If you're ever reading a book or watching a movie and get the distinct feeling you've come across the story before – or even better, can predict exactly what's going to happen next –there could be a good reason for that.

Computer scientists have sifted through the language of more than 1,700 works of fiction and discovered that English literature consists of just six kinds of emotional arcs that make up nearly all of the most well-known stories.

While literary theorists have for centuries characterised and counted the basic plots and structures that writers use in stories, it's unlikely there's ever been such a rigorous scientific analysis of English fiction like this before.

Researchers from the Computational Story Laboratory at the University of Vermont mined the complete text of some 1,737 fiction works available on Project Gutenberg, an online collection of more than 50,000 digital books in the public domain. By analysing the sentiment of language used in chunks of text 10,000 words long in each of these texts, the researchers were able to register the emotional ups and downs for the stories as a whole. Negative words like "poverty", "dead", and "punishment" dragged the sentiment down, while positive terms like "love", "peace", and "friend" brought it up.
佛蒙特大学“计算机故事实验室”的研究员们从古登堡计划(Project Gutenberg是一个线上书库,内含5万多本公版电子书)上找到了大约1737部全文小说,他们将这些文本分成文本块,每个文本块包含1万个单词,然后分析其中的语言情感,最终得出故事整体的情感起伏。“贫穷”、“死亡”、“惩罚”等消极词汇会使情感变得低落,而“爱情”、“和平”、“友谊”之类积极词汇会使情感变得高昂。

Doing this for over 1,700 books and charting the dynamics of each text, the team discovered that all stories basically boil down to one of a set number of emotional patterns. "We find a set of six core trajectories which form the building blocks of complex narratives," the authors write in their study.

According to the researchers, those six core emotional arcs are:

· "Rags to riches" (An ongoing emotional rise, eg. Alice's Adventures Under Ground)

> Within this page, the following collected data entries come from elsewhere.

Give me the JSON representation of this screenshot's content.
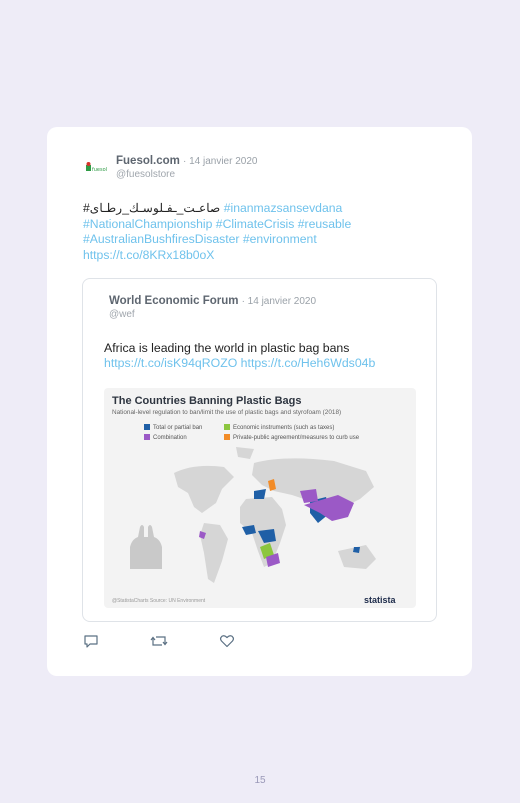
{
  "tweet": {
    "author_name": "Fuesol.com",
    "date": "· 14 janvier 2020",
    "handle": "@fuesolstore",
    "text_arabic": "#صاعـت_ـفـلوسـك_رطـاى ",
    "hashtag1": "#inanmazsansevdana",
    "line2": "#NationalChampionship #ClimateCrisis #reusable",
    "line3": "#AustralianBushfiresDisaster #environment",
    "link": "https://t.co/8KRx18b0oX"
  },
  "quote": {
    "author_name": "World Economic Forum",
    "date": "· 14 janvier 2020",
    "handle": "@wef",
    "text": "Africa is leading the world in plastic bag bans",
    "links": "https://t.co/isK94qROZO https://t.co/Heh6Wds04b"
  },
  "media": {
    "title": "The Countries Banning Plastic Bags",
    "subtitle": "National-level regulation to ban/limit the use of plastic bags and styrofoam (2018)",
    "legend": [
      {
        "label": "Total or partial ban",
        "color": "#1f5fa6"
      },
      {
        "label": "Economic instruments (such as taxes)",
        "color": "#8cc63f"
      },
      {
        "label": "Combination",
        "color": "#9b59c6"
      },
      {
        "label": "Private-public agreement/measures to curb use",
        "color": "#f28c28"
      }
    ],
    "source": "@StatistaCharts    Source: UN Environment",
    "logo": "statista"
  },
  "actions": {
    "reply": "reply-icon",
    "retweet": "retweet-icon",
    "like": "heart-icon"
  },
  "page_number": "15"
}
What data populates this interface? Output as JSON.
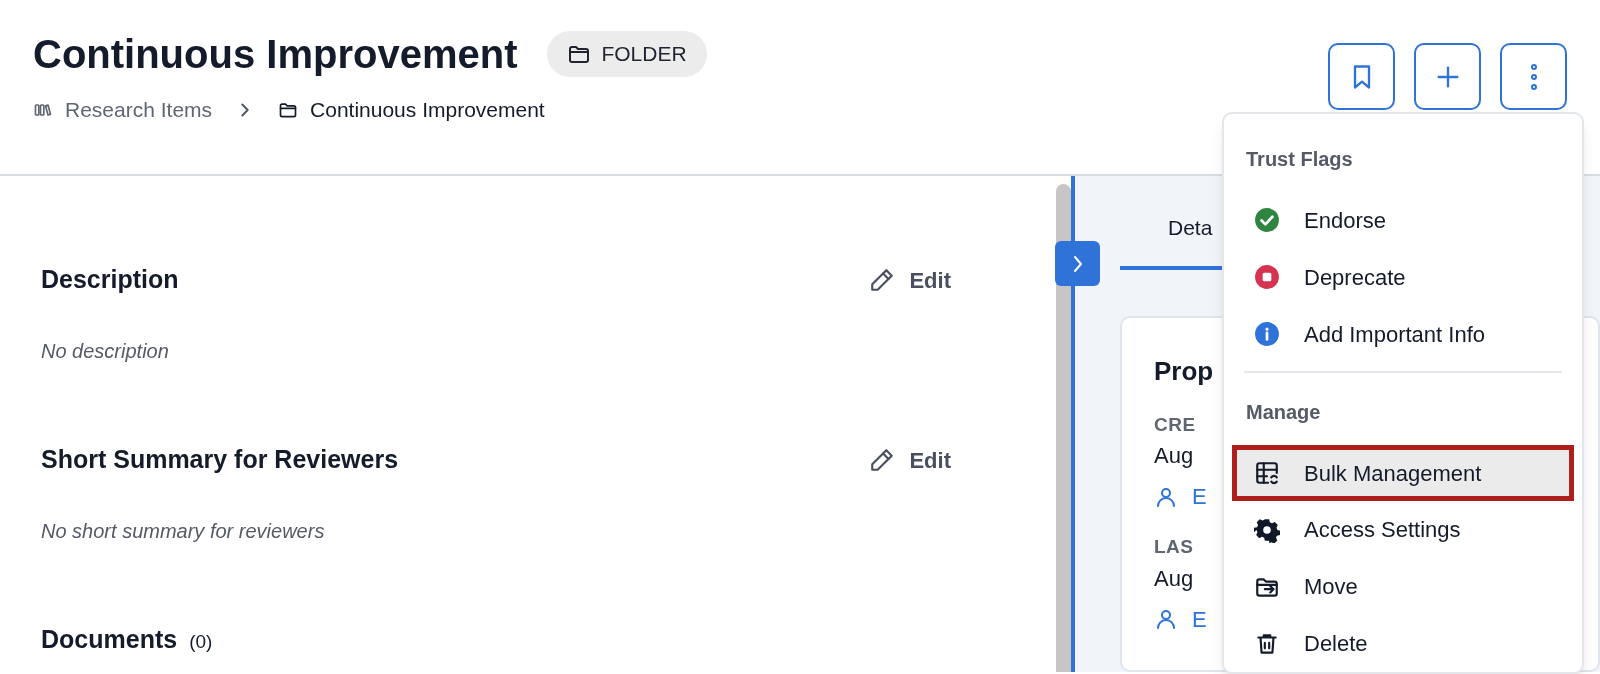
{
  "header": {
    "title": "Continuous Improvement",
    "badge": "FOLDER",
    "breadcrumb": [
      {
        "label": "Research Items",
        "kind": "library"
      },
      {
        "label": "Continuous Improvement",
        "kind": "folder"
      }
    ]
  },
  "toolbar": [
    {
      "kind": "bookmark"
    },
    {
      "kind": "add"
    },
    {
      "kind": "more"
    }
  ],
  "sections": [
    {
      "title": "Description",
      "action": "Edit",
      "body": "No description"
    },
    {
      "title": "Short Summary for Reviewers",
      "action": "Edit",
      "body": "No short summary for reviewers"
    },
    {
      "title": "Documents",
      "count": "(0)"
    }
  ],
  "detail_panel": {
    "tabs": [
      {
        "label": "Deta",
        "selected": true
      }
    ],
    "card_title": "Prop",
    "fields": [
      {
        "label": "CRE",
        "value": "Aug",
        "user": "E"
      },
      {
        "label": "LAS",
        "value": "Aug",
        "user": "E"
      }
    ]
  },
  "menu": {
    "groups": [
      {
        "title": "Trust Flags",
        "items": [
          {
            "label": "Endorse",
            "kind": "check",
            "selected": false
          },
          {
            "label": "Deprecate",
            "kind": "stop",
            "selected": false
          },
          {
            "label": "Add Important Info",
            "kind": "info",
            "selected": false
          }
        ]
      },
      {
        "title": "Manage",
        "items": [
          {
            "label": "Bulk Management",
            "kind": "table",
            "selected": true
          },
          {
            "label": "Access Settings",
            "kind": "gear",
            "selected": false
          },
          {
            "label": "Move",
            "kind": "move",
            "selected": false
          },
          {
            "label": "Delete",
            "kind": "trash",
            "selected": false
          }
        ]
      }
    ]
  }
}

· "Tragedy, or riches to rags" (An ongoing emotional fall, eg. Romeo and Juliet)

· "Man in a hole" (A fall followed by a rise)

· "Icarus" (A rise followed by a fall)

· "Cinderella" (Rise–fall–rise)

· "Oedipus" (Fall–rise–fall)

Interestingly, based on download statistics from Project Gutenberg, the researchers say the most popular stories are ones that use more complex emotional arcs, with the Cinderella and Oedipus arcs registering the most downloads. Also popular are works that combine these core arcs together in new ways within one story, such as two sequential "Man in a hole" arcs stuck together, or the "Cinderella" arc coupled with a tragic ending.